Diriwayatkan bahwa amal perbuatan pengadu domba lebih buruk dari amal usaha setan karena setan hanya berusaha merayu dan menipu tetapi pengadu domba berbuat kejahatan secara konfrontasi dan terang-terangan.Allah berfirman, ”Pembawa kayu bakar.” (Al lahab: 4).
Kebanyakan ahli tafsir berkata ” yang dimaksud dengan kayu bakar adalah namimahcdan namimah disebut kayu karena perbuatan namimah bissa menyulut permusuhan, peperangan dan percekcokan sehinggga laksana membakar kayu.”
Pengadu domba hidup terhina,tercampakan dan tersisih serta tidak mempunyai peran dan posisi dalm masyarakat kecuali merusak dan merobohkan tatanan kehidupan dan moralitas umat karena dia merekam informasi atau ucapan secar atidak lengkap dan namimah merupakan pedang beracun yang mematikan.
Aktsum bin shafi berkata, ”orang terhina ada empat, pengadu domba, pendusta, pengutang dan anak yatim.”
Hasan al bashri berkata, ”Orang yang suka mengadukan kepadamu ucapan orang lain maka dia juga suka mengadukan ucapanmu kepada orang lain.”
Abu Laits as Samarqandi berkata, ”Jika ada orang datang mengadu kepadamu bahwa ada seseorang yang telah mengatakan begini dan begitu tentang dirimu maka kau wajib melakukan enam langkah
Pertama, Jangan kamu percaya sebab pengadu domba ditolak kesaksiannya di kalangan kau muslimin karena Allah berfirman,
”Hai orang-orang yang beriman, jika datang kepadamu orang fasik membawa suatu berita, Maka periksalah dengan teliti agar kamu tidak menimpakan suatu musibah kepada suatu kaum tanpa mengetahui keadaannya yang menyebabkan kamu menyesal atas perbuatanmu itu.” (QS Al Hujurat: 6)
Kedua, Kamu harus melarang orang tersebut dari perbuatan itu karena melarang kemungkaran wajib
Ketiga, Hendaklah kamu membencinya karena Allah sebab dia sedang melakukan maksiat dan membenci orang maksiat itu wajib karena Allah membencinya.

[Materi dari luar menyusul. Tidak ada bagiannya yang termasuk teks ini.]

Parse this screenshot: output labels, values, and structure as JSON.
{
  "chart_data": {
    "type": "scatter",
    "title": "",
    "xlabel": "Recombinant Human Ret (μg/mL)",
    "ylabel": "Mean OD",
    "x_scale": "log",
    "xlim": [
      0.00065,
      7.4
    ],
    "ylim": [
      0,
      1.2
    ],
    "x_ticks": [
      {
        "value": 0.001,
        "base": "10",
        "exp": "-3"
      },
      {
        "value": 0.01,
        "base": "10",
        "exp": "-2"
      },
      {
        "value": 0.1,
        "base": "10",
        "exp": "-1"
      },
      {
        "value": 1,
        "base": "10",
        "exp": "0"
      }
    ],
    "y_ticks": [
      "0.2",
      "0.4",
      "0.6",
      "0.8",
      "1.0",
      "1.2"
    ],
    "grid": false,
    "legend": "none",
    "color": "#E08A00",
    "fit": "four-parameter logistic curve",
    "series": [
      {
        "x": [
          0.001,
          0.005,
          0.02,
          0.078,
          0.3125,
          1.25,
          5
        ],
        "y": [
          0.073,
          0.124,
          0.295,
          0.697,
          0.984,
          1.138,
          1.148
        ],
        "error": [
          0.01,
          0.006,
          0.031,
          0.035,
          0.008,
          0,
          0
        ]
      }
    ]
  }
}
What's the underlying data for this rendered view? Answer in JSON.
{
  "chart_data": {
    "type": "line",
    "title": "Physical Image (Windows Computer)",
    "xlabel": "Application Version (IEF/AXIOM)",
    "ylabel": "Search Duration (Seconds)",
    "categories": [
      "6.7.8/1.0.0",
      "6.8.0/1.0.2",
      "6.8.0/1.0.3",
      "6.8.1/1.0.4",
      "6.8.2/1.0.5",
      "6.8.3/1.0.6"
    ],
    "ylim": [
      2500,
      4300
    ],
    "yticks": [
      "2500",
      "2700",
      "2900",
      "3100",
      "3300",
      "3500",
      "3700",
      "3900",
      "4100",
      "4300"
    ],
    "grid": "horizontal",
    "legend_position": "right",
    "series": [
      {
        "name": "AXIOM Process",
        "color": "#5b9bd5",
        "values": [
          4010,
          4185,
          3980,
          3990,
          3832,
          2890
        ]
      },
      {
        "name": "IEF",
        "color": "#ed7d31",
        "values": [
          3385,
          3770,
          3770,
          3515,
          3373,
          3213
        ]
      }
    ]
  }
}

Keempat, Janganlah kamu berprasangka buruk dengan saudaramu yang tidak ada di tempat sebab berburuk sangka terhadap sesama Muslim adalah haram, sebagaimana firman Allah,
”Sesungguhnya sebagian dari prasangka itu adalah dosa.” (Al-Hujurat: 12)

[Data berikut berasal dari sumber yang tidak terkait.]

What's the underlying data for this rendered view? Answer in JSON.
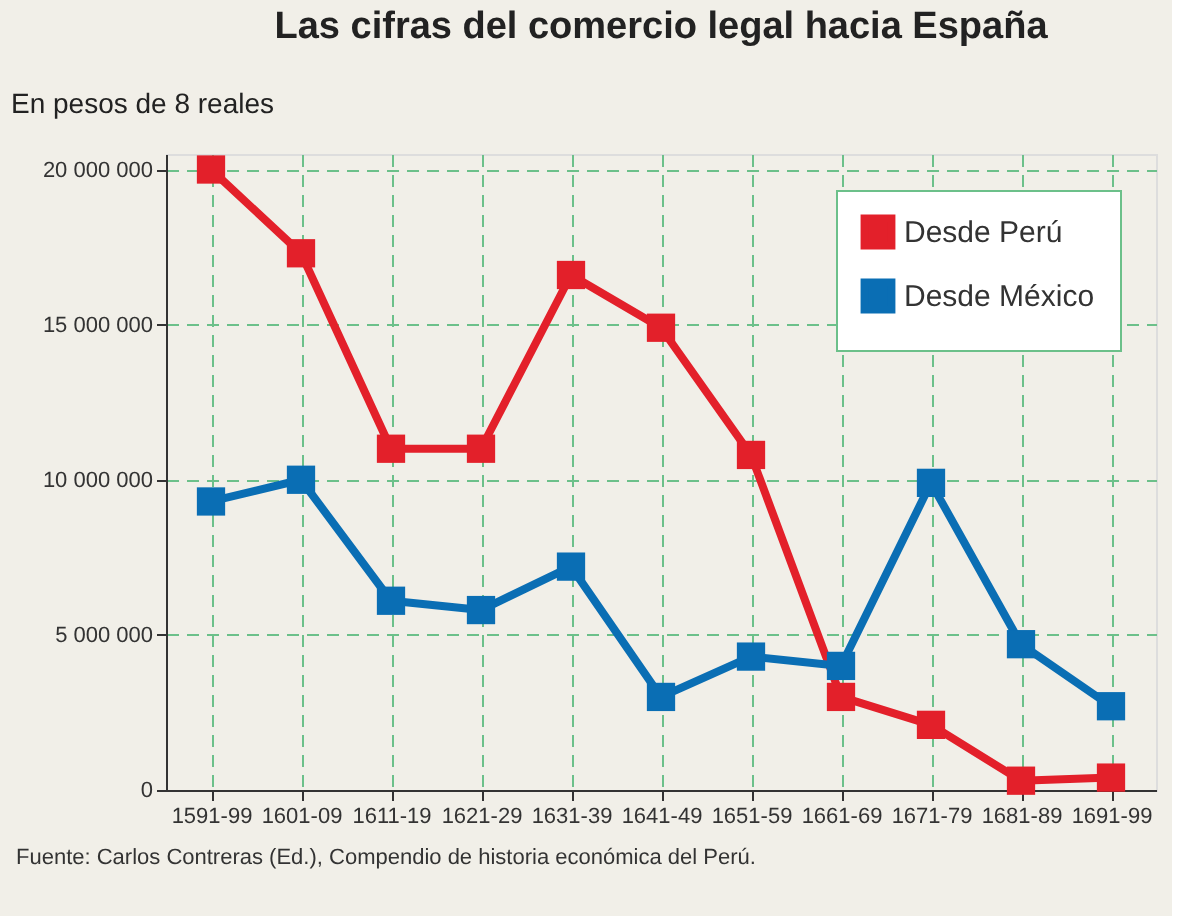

Kelima, Jangan memcari-cari kesalahan-kesalahan saudara yang menjadi pembicara, karena Allah melarang hal itu seperti dalam firmannya,
”Dan janganlah sebagian kamu mencari-cari kesalahan orang lain.” (Al Hujurat: 12)

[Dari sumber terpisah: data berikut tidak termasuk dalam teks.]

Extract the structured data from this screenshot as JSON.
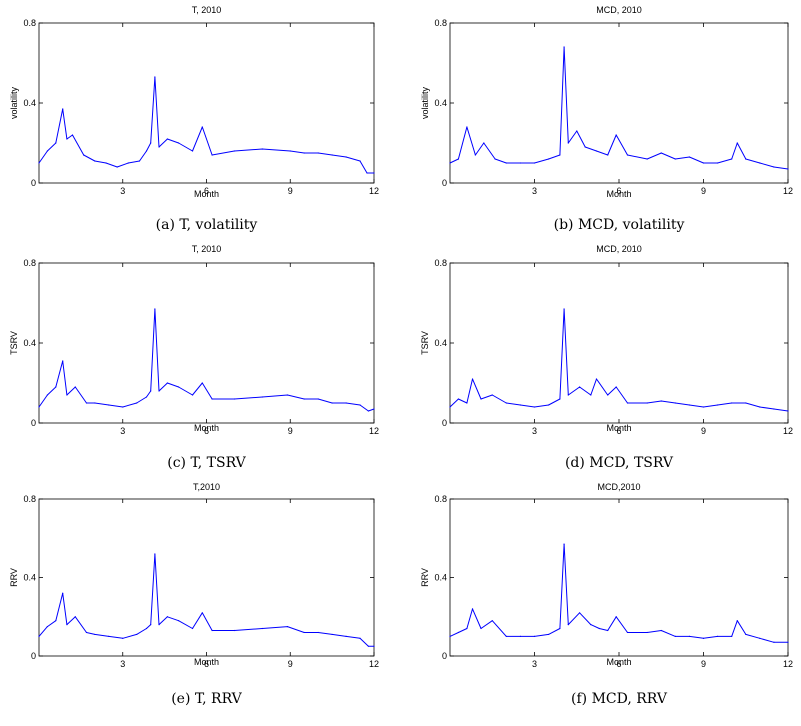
{
  "figure": {
    "panels": [
      {
        "id": "a",
        "title": "T, 2010",
        "ylabel": "volatility",
        "xlabel": "Month",
        "caption": "(a) T, volatility"
      },
      {
        "id": "b",
        "title": "MCD, 2010",
        "ylabel": "volatility",
        "xlabel": "Month",
        "caption": "(b) MCD, volatility"
      },
      {
        "id": "c",
        "title": "T, 2010",
        "ylabel": "TSRV",
        "xlabel": "Month",
        "caption": "(c) T, TSRV"
      },
      {
        "id": "d",
        "title": "MCD, 2010",
        "ylabel": "TSRV",
        "xlabel": "Month",
        "caption": "(d) MCD, TSRV"
      },
      {
        "id": "e",
        "title": "T,2010",
        "ylabel": "RRV",
        "xlabel": "Month",
        "caption": "(e) T, RRV"
      },
      {
        "id": "f",
        "title": "MCD,2010",
        "ylabel": "RRV",
        "xlabel": "Month",
        "caption": "(f) MCD, RRV"
      }
    ]
  },
  "chart_data": [
    {
      "type": "line",
      "title": "T, 2010",
      "xlabel": "Month",
      "ylabel": "volatility",
      "xlim": [
        0,
        12
      ],
      "ylim": [
        0,
        0.8
      ],
      "xticks": [
        "3",
        "6",
        "9",
        "12"
      ],
      "yticks": [
        "0",
        "0.4",
        "0.8"
      ],
      "grid": false,
      "line_color": "#0000ff",
      "x": [
        0,
        0.3,
        0.6,
        0.85,
        1.0,
        1.2,
        1.6,
        2.0,
        2.4,
        2.8,
        3.2,
        3.6,
        3.85,
        4.0,
        4.15,
        4.3,
        4.6,
        5.0,
        5.5,
        5.85,
        6.2,
        7.0,
        8.0,
        9.0,
        9.5,
        10.0,
        10.5,
        11.0,
        11.5,
        11.75,
        12.0
      ],
      "y": [
        0.1,
        0.16,
        0.2,
        0.37,
        0.22,
        0.24,
        0.14,
        0.11,
        0.1,
        0.08,
        0.1,
        0.11,
        0.16,
        0.2,
        0.53,
        0.18,
        0.22,
        0.2,
        0.16,
        0.28,
        0.14,
        0.16,
        0.17,
        0.16,
        0.15,
        0.15,
        0.14,
        0.13,
        0.11,
        0.05,
        0.05
      ]
    },
    {
      "type": "line",
      "title": "MCD, 2010",
      "xlabel": "Month",
      "ylabel": "volatility",
      "xlim": [
        0,
        12
      ],
      "ylim": [
        0,
        0.8
      ],
      "xticks": [
        "3",
        "6",
        "9",
        "12"
      ],
      "yticks": [
        "0",
        "0.4",
        "0.8"
      ],
      "grid": false,
      "line_color": "#0000ff",
      "x": [
        0,
        0.3,
        0.6,
        0.9,
        1.2,
        1.6,
        2.0,
        2.5,
        3.0,
        3.5,
        3.9,
        4.05,
        4.2,
        4.5,
        4.8,
        5.2,
        5.6,
        5.9,
        6.3,
        7.0,
        7.5,
        8.0,
        8.5,
        9.0,
        9.5,
        10.0,
        10.2,
        10.5,
        11.0,
        11.5,
        12.0
      ],
      "y": [
        0.1,
        0.12,
        0.28,
        0.14,
        0.2,
        0.12,
        0.1,
        0.1,
        0.1,
        0.12,
        0.14,
        0.68,
        0.2,
        0.26,
        0.18,
        0.16,
        0.14,
        0.24,
        0.14,
        0.12,
        0.15,
        0.12,
        0.13,
        0.1,
        0.1,
        0.12,
        0.2,
        0.12,
        0.1,
        0.08,
        0.07
      ]
    },
    {
      "type": "line",
      "title": "T, 2010",
      "xlabel": "Month",
      "ylabel": "TSRV",
      "xlim": [
        0,
        12
      ],
      "ylim": [
        0,
        0.8
      ],
      "xticks": [
        "3",
        "6",
        "9",
        "12"
      ],
      "yticks": [
        "0",
        "0.4",
        "0.8"
      ],
      "grid": false,
      "line_color": "#0000ff",
      "x": [
        0,
        0.3,
        0.6,
        0.85,
        1.0,
        1.3,
        1.7,
        2.0,
        2.5,
        3.0,
        3.5,
        3.85,
        4.0,
        4.15,
        4.3,
        4.6,
        5.0,
        5.5,
        5.85,
        6.2,
        7.0,
        8.0,
        8.9,
        9.5,
        10.0,
        10.5,
        11.0,
        11.5,
        11.8,
        12.0
      ],
      "y": [
        0.08,
        0.14,
        0.18,
        0.31,
        0.14,
        0.18,
        0.1,
        0.1,
        0.09,
        0.08,
        0.1,
        0.13,
        0.16,
        0.57,
        0.16,
        0.2,
        0.18,
        0.14,
        0.2,
        0.12,
        0.12,
        0.13,
        0.14,
        0.12,
        0.12,
        0.1,
        0.1,
        0.09,
        0.06,
        0.07
      ]
    },
    {
      "type": "line",
      "title": "MCD, 2010",
      "xlabel": "Month",
      "ylabel": "TSRV",
      "xlim": [
        0,
        12
      ],
      "ylim": [
        0,
        0.8
      ],
      "xticks": [
        "3",
        "6",
        "9",
        "12"
      ],
      "yticks": [
        "0",
        "0.4",
        "0.8"
      ],
      "grid": false,
      "line_color": "#0000ff",
      "x": [
        0,
        0.3,
        0.6,
        0.8,
        1.1,
        1.5,
        2.0,
        2.5,
        3.0,
        3.5,
        3.9,
        4.05,
        4.2,
        4.6,
        5.0,
        5.2,
        5.6,
        5.9,
        6.3,
        7.0,
        7.5,
        8.0,
        8.5,
        9.0,
        9.5,
        10.0,
        10.5,
        11.0,
        11.5,
        12.0
      ],
      "y": [
        0.08,
        0.12,
        0.1,
        0.22,
        0.12,
        0.14,
        0.1,
        0.09,
        0.08,
        0.09,
        0.12,
        0.57,
        0.14,
        0.18,
        0.14,
        0.22,
        0.14,
        0.18,
        0.1,
        0.1,
        0.11,
        0.1,
        0.09,
        0.08,
        0.09,
        0.1,
        0.1,
        0.08,
        0.07,
        0.06
      ]
    },
    {
      "type": "line",
      "title": "T,2010",
      "xlabel": "Month",
      "ylabel": "RRV",
      "xlim": [
        0,
        12
      ],
      "ylim": [
        0,
        0.8
      ],
      "xticks": [
        "3",
        "6",
        "9",
        "12"
      ],
      "yticks": [
        "0",
        "0.4",
        "0.8"
      ],
      "grid": false,
      "line_color": "#0000ff",
      "x": [
        0,
        0.3,
        0.6,
        0.85,
        1.0,
        1.3,
        1.7,
        2.0,
        2.5,
        3.0,
        3.5,
        3.85,
        4.0,
        4.15,
        4.3,
        4.6,
        5.0,
        5.5,
        5.85,
        6.2,
        7.0,
        8.0,
        8.9,
        9.5,
        10.0,
        10.5,
        11.0,
        11.5,
        11.8,
        12.0
      ],
      "y": [
        0.1,
        0.15,
        0.18,
        0.32,
        0.16,
        0.2,
        0.12,
        0.11,
        0.1,
        0.09,
        0.11,
        0.14,
        0.16,
        0.52,
        0.16,
        0.2,
        0.18,
        0.14,
        0.22,
        0.13,
        0.13,
        0.14,
        0.15,
        0.12,
        0.12,
        0.11,
        0.1,
        0.09,
        0.05,
        0.05
      ]
    },
    {
      "type": "line",
      "title": "MCD,2010",
      "xlabel": "Month",
      "ylabel": "RRV",
      "xlim": [
        0,
        12
      ],
      "ylim": [
        0,
        0.8
      ],
      "xticks": [
        "3",
        "6",
        "9",
        "12"
      ],
      "yticks": [
        "0",
        "0.4",
        "0.8"
      ],
      "grid": false,
      "line_color": "#0000ff",
      "x": [
        0,
        0.3,
        0.6,
        0.8,
        1.1,
        1.5,
        2.0,
        2.5,
        3.0,
        3.5,
        3.9,
        4.05,
        4.2,
        4.6,
        5.0,
        5.3,
        5.6,
        5.9,
        6.3,
        7.0,
        7.5,
        8.0,
        8.5,
        9.0,
        9.5,
        10.0,
        10.2,
        10.5,
        11.0,
        11.5,
        12.0
      ],
      "y": [
        0.1,
        0.12,
        0.14,
        0.24,
        0.14,
        0.18,
        0.1,
        0.1,
        0.1,
        0.11,
        0.14,
        0.57,
        0.16,
        0.22,
        0.16,
        0.14,
        0.13,
        0.2,
        0.12,
        0.12,
        0.13,
        0.1,
        0.1,
        0.09,
        0.1,
        0.1,
        0.18,
        0.11,
        0.09,
        0.07,
        0.07
      ]
    }
  ]
}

Keenam, Apa yang tidak kamu sukai dari pengadu domba ini mak kamu jangan sampaikan pengaduannya pada orang lain.
1.    3.       As Si’ayah (Menghasud)
As si’ayah (menghasud) lebih buruk dan tercela daripada ghibah dan namimah sebab si’ayah menyatukan ghibah dan namimah; bangga dengan diri dan harta, serta mencela kedudukan dan keadaan orang lain.
Salah seorang ahli hikmah berkata,” penghasud diantara dua posisi, yang keduanya jelek bila berada diatas kebenaran maka ia telaah berkianat dan bila berdusta maka telah merusak muru’ah.
1.    E.      Mutiara Hikmah Dan Kisah Tentang Kejujuran
Jika jujur merupakan sikap mulia dan dusta suatu sikap yang hina-dina, betapa pentingnya kita memahami bahwa kejujuran adalah timbangan allah untuk mengukur nilai keadilan. Adapun dusta adalah timbangan setan yang mengajak kepada kedhaliman.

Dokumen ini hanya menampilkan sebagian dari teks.